Sanierung von Bundes- und Landesstraßen geht 2017 mit Hochdruck weiter- Enzkreis profitiert

Pressemitteilung vom  12.4.2017

Sanierung von Bundes- und Landesstraßen geht 2017 mit Hochdruck weiter

Stefanie Seemann: „Mit den Erneuerungen kann endlich begonnen werden“

Das Land saniert 2017 gleich drei Teilstücke von Landes- und Bundesstraßen im Enzkreis.

Dabei handelt es sich um die B 10 Wilferdingen – Eisernes Kreuz mit 5 000 Meter Baulänge, die L 622 Langenalb bis Kreisgrenze (1 100 Meter) und die L 565 von der Kreisgrenze bis Langenalb.

„Grün-Schwarz in Baden-Württemberg investiert konsequent in den Abbau des Sanierungsstaus. Diese politische Schwerpunktsetzung ermöglicht es, dass nun drei Projekte im Enzkreis in der ersten Tranche für 2017 dabei sind“, erklärt die grüne Landtagsabgeordnete Stefanie Seemann und fügt hinzu: „Mehr Mittel für den Erhalt erhöhen nicht nur die Verkehrssicherheit, sie sind schlicht ein Gebot wirtschaftlicher Vernunft. Je früher wir Fahrbahnschäden beseitigen, umso günstiger sind die Maßnahmen für die Steuerzahler. Was wir heute sanieren, holt uns in Zukunft nicht als mehrfach teurer Ersatzneubau ein“.

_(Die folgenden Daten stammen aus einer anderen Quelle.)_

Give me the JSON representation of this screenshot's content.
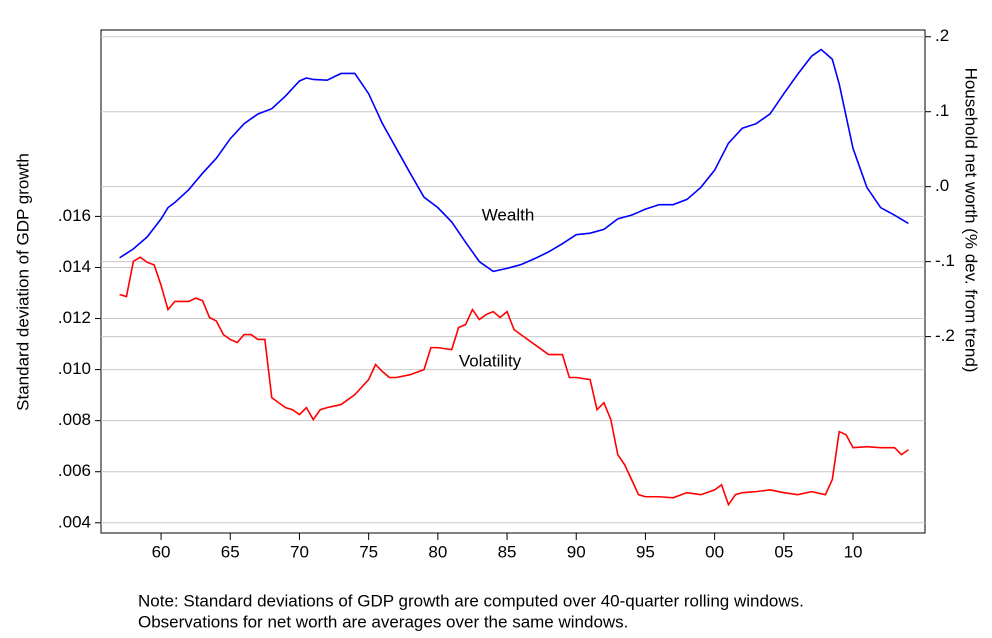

In die Sanierung von Landesstraßen inklusive Brücken hat die Landesregierung von 2013 bis 2016 im Schnitt 97 Millionen Euro investiert. Der Landesrechnungshof hatte als Minimum für den Straßenerhalt 80 Millionen Euro jährlich ermittelt. Diese sind nötig, um den Gesamtzustand des Netzes stabil zu halten. „Wir müssen darüber hinausgehen, da der Erhalt der Landesstraßen in den vergangenen Jahrzehnten leider vernachlässigt wurde. Sehr viele Landesstraßen haben sich zu Holperstrecken entwickelt“, so Seemann. Der Vorrang im Straßenbau für Sanierung hat nun die Kehrtwende gebracht. Die aktuelle systematische Zustandserfassung 2016 ergab, dass sich der Beschaffenheit der Landesstraßen erstmals seit 1992 verbessert hat. Ein ähnliches Bild ergibt sich bei den Bundesstraßen – der Bund stellt den Ländern inzwischen ebenfalls einen größeren Anteil seiner Gelder für die Sanierung zur Verfügung.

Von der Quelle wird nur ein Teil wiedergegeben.